A group of banks in Australia have accused the iPhone maker of delaying the progress of mobile payments.
A number of Australian banks have come together in a claim that Apple NFC technology restrictions are keeping mobile payments from progressing. They feel that mobile wallet services could be advancing faster across multiple platforms, but the iPhone maker’s tech restrictions are proving to be highly problematic.
The banks have said they feel that lifting the NFC restriction considerably change the ecosystem.
The group of Australian banks described the struggle they feel with the Apple NFC technology restriction in a submission to the Australian Competition and Consumer Commission(ACCC). The submission was 27 pages long and described the way the NFC restriction is not only stopping new mobile wallets from being accessible across different platforms, but it is also placing a barrier in the way of progress.

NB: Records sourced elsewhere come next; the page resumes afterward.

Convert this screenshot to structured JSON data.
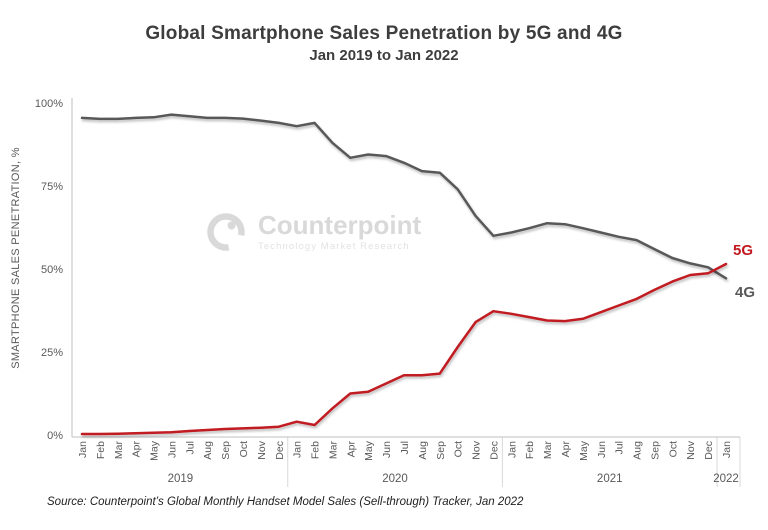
{
  "page": {
    "title": "Global Smartphone Sales Penetration by 5G and 4G",
    "subtitle": "Jan 2019 to Jan 2022",
    "source": "Source: Counterpoint’s Global Monthly Handset Model Sales (Sell-through) Tracker, Jan 2022"
  },
  "watermark": {
    "brand": "Counterpoint",
    "tagline": "Technology Market Research"
  },
  "chart_data": {
    "type": "line",
    "title": "Global Smartphone Sales Penetration by 5G and 4G",
    "subtitle": "Jan 2019 to Jan 2022",
    "ylabel": "SMARTPHONE SALES PENETRATION, %",
    "ylim": [
      0,
      100
    ],
    "grid": false,
    "legend_position": "line-end-labels",
    "yticks": [
      0,
      25,
      50,
      75,
      100
    ],
    "ytick_labels": [
      "0%",
      "25%",
      "50%",
      "75%",
      "100%"
    ],
    "x": [
      "Jan",
      "Feb",
      "Mar",
      "Apr",
      "May",
      "Jun",
      "Jul",
      "Aug",
      "Sep",
      "Oct",
      "Nov",
      "Dec",
      "Jan",
      "Feb",
      "Mar",
      "Apr",
      "May",
      "Jun",
      "Jul",
      "Aug",
      "Sep",
      "Oct",
      "Nov",
      "Dec",
      "Jan",
      "Feb",
      "Mar",
      "Apr",
      "May",
      "Jun",
      "Jul",
      "Aug",
      "Sep",
      "Oct",
      "Nov",
      "Dec",
      "Jan"
    ],
    "year_groups": [
      {
        "label": "2019",
        "from": 0,
        "to": 11
      },
      {
        "label": "2020",
        "from": 12,
        "to": 23
      },
      {
        "label": "2021",
        "from": 24,
        "to": 35
      },
      {
        "label": "2022",
        "from": 36,
        "to": 36
      }
    ],
    "series": [
      {
        "name": "4G",
        "color": "#595959",
        "values": [
          95.5,
          95.2,
          95.2,
          95.5,
          95.7,
          96.5,
          96.0,
          95.5,
          95.5,
          95.3,
          94.7,
          94.0,
          93.0,
          94.0,
          88.0,
          83.5,
          84.5,
          84.0,
          82.0,
          79.5,
          79.0,
          74.0,
          66.0,
          60.0,
          61.0,
          62.3,
          63.8,
          63.5,
          62.3,
          61.0,
          59.7,
          58.7,
          56.0,
          53.3,
          51.7,
          50.5,
          47.2
        ]
      },
      {
        "name": "5G",
        "color": "#C01A20",
        "values": [
          0.3,
          0.3,
          0.4,
          0.5,
          0.7,
          0.8,
          1.2,
          1.5,
          1.8,
          2.0,
          2.2,
          2.5,
          4.0,
          3.0,
          8.0,
          12.5,
          13.0,
          15.5,
          18.0,
          18.0,
          18.5,
          26.5,
          34.0,
          37.3,
          36.5,
          35.5,
          34.5,
          34.3,
          35.0,
          37.0,
          39.0,
          41.0,
          43.7,
          46.2,
          48.2,
          48.7,
          51.5
        ]
      }
    ],
    "axis_color": "#BFBFBF",
    "separator_color": "#D9D9D9",
    "tick_text_color": "#595959"
  }
}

The four banks insist that the restriction is leading to a fragmented customer experience and that if access is not made available there “simply will not be the same incentives and ability to innovative,” when it comes to progress on iOS based devices or others, for that matter.
The restriction from Apple NFC technology is important in Australia as it represents 40% of smartphones.

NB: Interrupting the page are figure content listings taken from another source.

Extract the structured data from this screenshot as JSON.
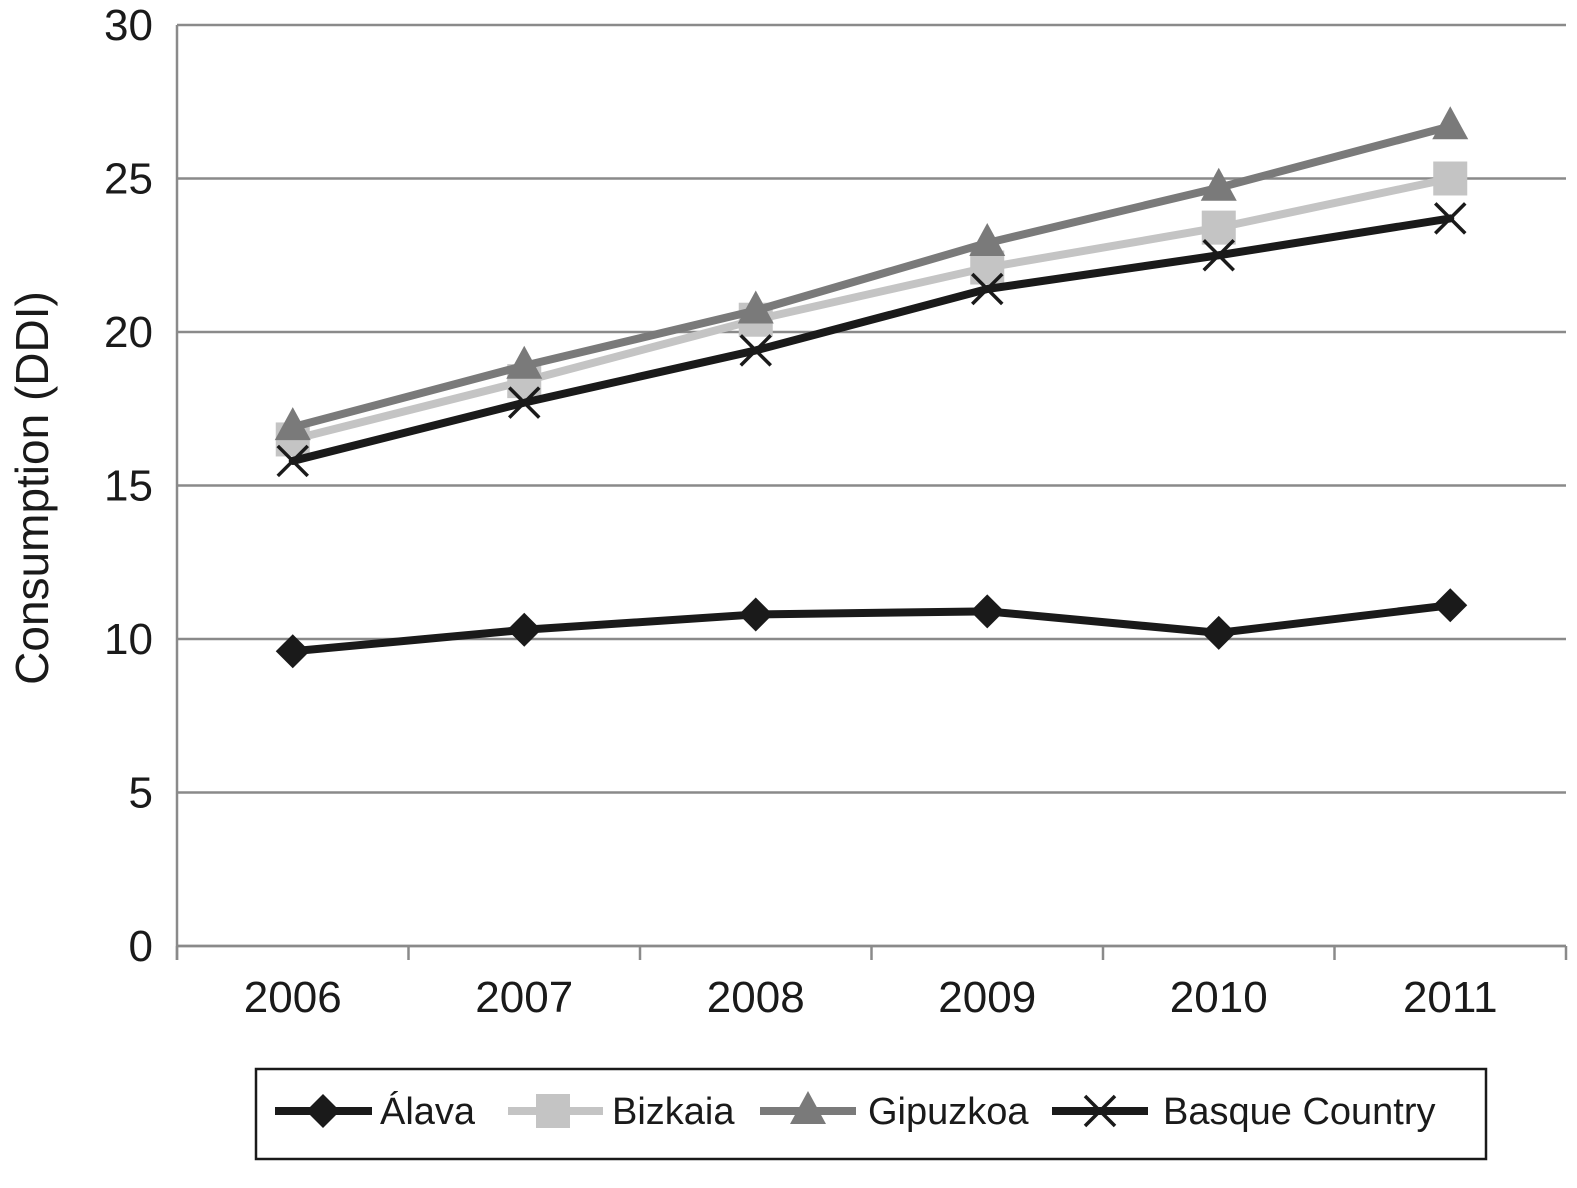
{
  "chart_data": {
    "type": "line",
    "title": "",
    "xlabel": "",
    "ylabel": "Consumption (DDI)",
    "categories": [
      "2006",
      "2007",
      "2008",
      "2009",
      "2010",
      "2011"
    ],
    "ylim": [
      0,
      30
    ],
    "yticks": [
      0,
      5,
      10,
      15,
      20,
      25,
      30
    ],
    "grid": true,
    "legend_position": "bottom",
    "series": [
      {
        "name": "Álava",
        "values": [
          9.6,
          10.3,
          10.8,
          10.9,
          10.2,
          11.1
        ],
        "color": "#1a1a1a",
        "marker": "diamond"
      },
      {
        "name": "Bizkaia",
        "values": [
          16.5,
          18.4,
          20.4,
          22.1,
          23.4,
          25.0
        ],
        "color": "#c4c4c4",
        "marker": "square"
      },
      {
        "name": "Gipuzkoa",
        "values": [
          16.9,
          18.9,
          20.7,
          22.9,
          24.7,
          26.7
        ],
        "color": "#7a7a7a",
        "marker": "triangle"
      },
      {
        "name": "Basque Country",
        "values": [
          15.8,
          17.7,
          19.4,
          21.4,
          22.5,
          23.7
        ],
        "color": "#1a1a1a",
        "marker": "x"
      }
    ]
  }
}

In the report from the banks, they pointed out that “approximately 40% of smartphone sales are iPhones,” in the country. That said, they also underscored that “the value and importance of the iPhone customer segment for app uptake, use and expenditure far outweigh this share.”

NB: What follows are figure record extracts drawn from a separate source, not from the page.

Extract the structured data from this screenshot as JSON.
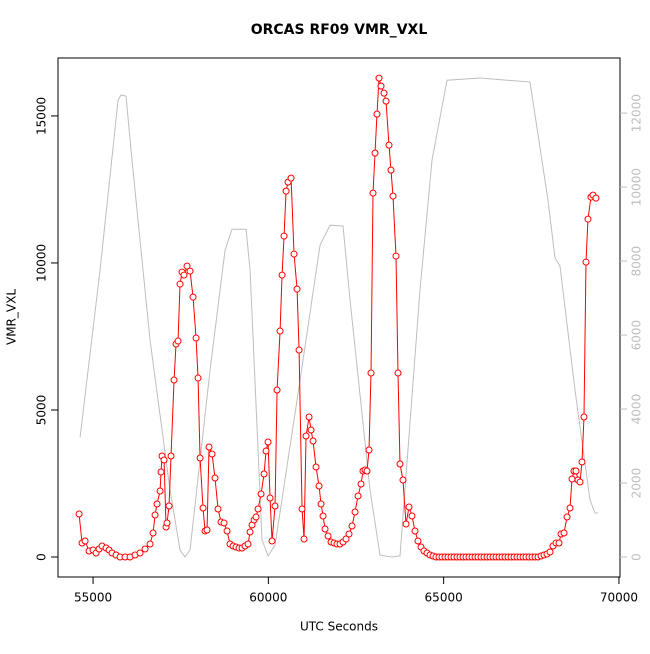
{
  "chart_data": {
    "type": "line",
    "title": "ORCAS RF09 VMR_VXL",
    "x_label": "UTC Seconds",
    "y_label": "VMR_VXL",
    "xlim": [
      54000,
      70030
    ],
    "xticks": [
      55000,
      60000,
      65000,
      70000
    ],
    "ylim": [
      -680,
      16970
    ],
    "yticks": [
      0,
      5000,
      10000,
      15000
    ],
    "y2lim": [
      -540,
      13490
    ],
    "y2ticks": [
      0,
      2000,
      4000,
      6000,
      8000,
      10000,
      12000
    ],
    "series": [
      {
        "color": "#ff0000",
        "markers": true,
        "x": [
          54601,
          54686,
          54772,
          54886,
          55000,
          55086,
          55171,
          55257,
          55371,
          55456,
          55542,
          55656,
          55770,
          55913,
          56055,
          56198,
          56340,
          56483,
          56626,
          56711,
          56768,
          56825,
          56911,
          56939,
          56968,
          57025,
          57082,
          57110,
          57167,
          57224,
          57310,
          57367,
          57424,
          57481,
          57538,
          57595,
          57681,
          57766,
          57852,
          57938,
          57995,
          58052,
          58137,
          58194,
          58251,
          58308,
          58394,
          58479,
          58565,
          58650,
          58736,
          58822,
          58907,
          58993,
          59078,
          59164,
          59250,
          59335,
          59421,
          59478,
          59535,
          59592,
          59649,
          59706,
          59792,
          59877,
          59934,
          59991,
          60048,
          60105,
          60191,
          60248,
          60334,
          60391,
          60448,
          60505,
          60562,
          60648,
          60733,
          60819,
          60876,
          60961,
          61018,
          61075,
          61161,
          61218,
          61275,
          61360,
          61446,
          61503,
          61560,
          61617,
          61703,
          61788,
          61874,
          61959,
          62045,
          62130,
          62216,
          62301,
          62387,
          62472,
          62558,
          62643,
          62700,
          62757,
          62814,
          62871,
          62928,
          62985,
          63042,
          63099,
          63156,
          63213,
          63299,
          63356,
          63441,
          63498,
          63555,
          63641,
          63698,
          63755,
          63840,
          63926,
          64012,
          64097,
          64183,
          64268,
          64354,
          64440,
          64525,
          64611,
          64696,
          64782,
          64868,
          64953,
          65039,
          65124,
          65210,
          65295,
          65381,
          65467,
          65552,
          65638,
          65723,
          65809,
          65895,
          65980,
          66066,
          66151,
          66237,
          66322,
          66408,
          66494,
          66579,
          66665,
          66750,
          66836,
          66922,
          67007,
          67093,
          67178,
          67264,
          67349,
          67435,
          67521,
          67606,
          67692,
          67777,
          67863,
          67948,
          68034,
          68119,
          68205,
          68291,
          68347,
          68433,
          68519,
          68604,
          68661,
          68718,
          68775,
          68832,
          68889,
          68946,
          69003,
          69060,
          69117,
          69202,
          69259,
          69345
        ],
        "values": [
          1462,
          476,
          544,
          204,
          238,
          136,
          272,
          374,
          306,
          238,
          136,
          68,
          0,
          0,
          0,
          68,
          136,
          272,
          442,
          816,
          1428,
          1802,
          2244,
          2890,
          3434,
          3298,
          1020,
          1156,
          1734,
          3434,
          6018,
          7242,
          7344,
          9282,
          9690,
          9588,
          9894,
          9724,
          8840,
          7446,
          6086,
          3366,
          1666,
          884,
          918,
          3740,
          3502,
          2686,
          1632,
          1190,
          1156,
          884,
          442,
          374,
          340,
          306,
          306,
          374,
          442,
          850,
          1088,
          1258,
          1360,
          1632,
          2142,
          2822,
          3604,
          3910,
          2006,
          544,
          1734,
          5678,
          7684,
          9588,
          10914,
          12444,
          12750,
          12886,
          10302,
          9112,
          7038,
          1632,
          612,
          4114,
          4760,
          4318,
          3944,
          3060,
          2414,
          1802,
          1394,
          952,
          714,
          510,
          476,
          442,
          442,
          510,
          612,
          782,
          1054,
          1530,
          2074,
          2482,
          2924,
          2958,
          2924,
          3638,
          6256,
          12376,
          13736,
          15062,
          16286,
          16014,
          15776,
          15504,
          14008,
          13158,
          12274,
          10234,
          6256,
          3162,
          2618,
          1122,
          1700,
          1394,
          884,
          544,
          340,
          204,
          136,
          68,
          34,
          0,
          0,
          0,
          0,
          0,
          0,
          0,
          0,
          0,
          0,
          0,
          0,
          0,
          0,
          0,
          0,
          0,
          0,
          0,
          0,
          0,
          0,
          0,
          0,
          0,
          0,
          0,
          0,
          0,
          0,
          0,
          0,
          0,
          0,
          0,
          34,
          68,
          102,
          170,
          374,
          476,
          476,
          782,
          816,
          1360,
          1666,
          2652,
          2924,
          2924,
          2618,
          2550,
          3230,
          4760,
          10030,
          11492,
          12240,
          12308,
          12206
        ]
      },
      {
        "color": "#bebebe",
        "axis": "y2",
        "markers": false,
        "x": [
          54630,
          55200,
          55713,
          55800,
          55940,
          56110,
          56626,
          57196,
          57481,
          57624,
          57766,
          58337,
          58765,
          58964,
          59364,
          59478,
          59820,
          59991,
          60191,
          60904,
          61474,
          61760,
          62130,
          62330,
          62900,
          63185,
          63527,
          63755,
          64325,
          64668,
          65096,
          66037,
          67463,
          67976,
          68176,
          68319,
          68747,
          69174,
          69316,
          69402
        ],
        "values": [
          3240,
          7760,
          12350,
          12490,
          12460,
          10730,
          5860,
          1810,
          190,
          0,
          190,
          5050,
          8300,
          8860,
          8860,
          7760,
          460,
          30,
          320,
          4780,
          8430,
          8970,
          8950,
          6950,
          1810,
          50,
          0,
          30,
          7220,
          10730,
          12890,
          12950,
          12840,
          9650,
          8080,
          7860,
          4510,
          1540,
          1190,
          1190
        ]
      }
    ]
  }
}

To illustrate the point, the report said that about 60 percent of mobile banking transactions come from iPhone users. Moreover 70 percent of Australian mobile app revenues come from those same devices. As Apple smartphone users are more likely to use mobile wallets and banking and will more readily embrace newer technologies, these are also the users most likely to push tech innovation, such as with mobile payments.
By restricting the Apple NFC technology, the banks claim that progress in other areas of mobile payments is being hobbled. iPhone users are typically more tech focused, wealthy, engaged by and attached to their devices. By cutting them off from tech other than that produced by the iPhone maker itself, competition and opportunity from elsewhere is stunted, said the report.